There is absolutely no doubt to the fact that this is a marketing/PR piece. It is a very poor PR effort however, with little integrity. To open this piece with a blatant slam to his competitors (in no way veiled) was a very poor choice on the part of Mr. Von Schweikert. I have no doubt that the paper is based on genuine R&D (“science”) and that the resulting tactical implementation is effective. I would also like to believe that one not need spend ridiculous amounts of money on exotic cabinet materials and that this approach by VS does provide a cost effective solution. Furthermore, my comments are not intended as a slam to VS speakers but to the lack of integrity taken in publishing a public article with such demeaning reference to the competition – sounds more like politics.
I just had a discussion about "white papers" with my wife. In her case, it was white papers in the nursing profession.

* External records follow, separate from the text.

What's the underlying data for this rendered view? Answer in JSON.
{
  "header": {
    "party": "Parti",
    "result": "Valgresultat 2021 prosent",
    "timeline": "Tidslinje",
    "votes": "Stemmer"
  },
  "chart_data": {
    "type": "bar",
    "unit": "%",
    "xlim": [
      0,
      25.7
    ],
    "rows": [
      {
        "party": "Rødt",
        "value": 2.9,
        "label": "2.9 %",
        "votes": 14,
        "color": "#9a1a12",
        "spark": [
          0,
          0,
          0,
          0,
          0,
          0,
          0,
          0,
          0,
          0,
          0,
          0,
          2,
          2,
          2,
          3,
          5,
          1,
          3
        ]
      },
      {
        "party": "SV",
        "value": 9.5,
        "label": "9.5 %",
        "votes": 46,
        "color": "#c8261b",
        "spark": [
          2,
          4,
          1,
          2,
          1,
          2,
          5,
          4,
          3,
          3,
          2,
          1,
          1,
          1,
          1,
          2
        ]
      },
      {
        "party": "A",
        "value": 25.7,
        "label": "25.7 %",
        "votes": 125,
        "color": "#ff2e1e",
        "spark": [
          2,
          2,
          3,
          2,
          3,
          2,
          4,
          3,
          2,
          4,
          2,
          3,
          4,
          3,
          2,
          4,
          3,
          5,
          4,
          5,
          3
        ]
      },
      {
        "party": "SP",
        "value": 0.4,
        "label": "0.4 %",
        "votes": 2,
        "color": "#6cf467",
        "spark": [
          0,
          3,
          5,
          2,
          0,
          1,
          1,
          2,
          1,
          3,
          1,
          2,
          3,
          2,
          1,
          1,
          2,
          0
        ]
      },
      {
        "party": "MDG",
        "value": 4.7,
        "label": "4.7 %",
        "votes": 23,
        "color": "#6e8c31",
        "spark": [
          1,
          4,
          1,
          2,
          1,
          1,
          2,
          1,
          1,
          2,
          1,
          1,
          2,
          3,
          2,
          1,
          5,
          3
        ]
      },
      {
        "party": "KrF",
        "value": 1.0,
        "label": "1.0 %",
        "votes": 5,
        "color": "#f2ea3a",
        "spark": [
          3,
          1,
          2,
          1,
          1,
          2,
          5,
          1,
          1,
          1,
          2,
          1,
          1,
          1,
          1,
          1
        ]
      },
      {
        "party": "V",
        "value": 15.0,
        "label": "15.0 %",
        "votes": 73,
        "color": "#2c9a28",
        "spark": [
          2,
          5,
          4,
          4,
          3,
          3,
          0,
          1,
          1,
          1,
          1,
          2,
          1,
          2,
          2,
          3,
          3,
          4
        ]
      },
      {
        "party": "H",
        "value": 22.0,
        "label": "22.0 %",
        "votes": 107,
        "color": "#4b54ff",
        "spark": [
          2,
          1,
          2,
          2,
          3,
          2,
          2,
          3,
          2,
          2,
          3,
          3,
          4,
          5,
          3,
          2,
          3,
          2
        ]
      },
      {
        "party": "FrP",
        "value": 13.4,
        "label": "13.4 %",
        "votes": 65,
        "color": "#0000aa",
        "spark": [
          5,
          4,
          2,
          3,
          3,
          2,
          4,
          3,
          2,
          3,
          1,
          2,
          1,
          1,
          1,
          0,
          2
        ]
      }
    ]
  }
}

In my experience (and I was a career technical writer for three decades), white papers are propaganda with scholarly affectations. They are not, nor are they intended to be, objective. They are there to sell a point of view. In the case of audio, computer, and most technology-based products, it's to sell the vendor's design theory (especially if it's been patented) as superior to the competition, with an air of academia.

That doesn't mean the presentation is dishonest or untrue, but it is highly selective in the facts and subjective in the point of view.
After I finish reading white papers...they are used in an envirnoment more sutable for their purposes.
Not sure this can truly be considered a white paper as it was originally penned on parchment.
Es347,

I missed your reply until today. You make a good point. Actually I have no axe to grind with VSA but, as you point out, perhaps I am overly distrustful of most technical claims made by audio manufacturers...especially given that most designers concentrate on aesthetics first and foremost.
Shadorne,

Being a retired EE and putzing around with this hobby for over 40 years, no one is more skeptical than I am....trust me...so believe me when I tell you that Albert Von Schweikert, the "mad scientist", would NEVER put form above function. All you need to do is look at some of his previous speaker designs....zero WAF. His current designs are aesthetically pleasing to be sure but I wouldn't bet huge sums of money that he had a lot to do with the VSA aesthetics evolution. All the VSA speakers make great music regardless of price point, and tend to outperform speakers costing magnitudes more. That's my story and I'm sticking with it... :-)
All the VSA speakers make great music regardless of price point, and tend to outperform speakers costing magnitudes more

Agreed - they are indeed exceptional value and that is their main strength.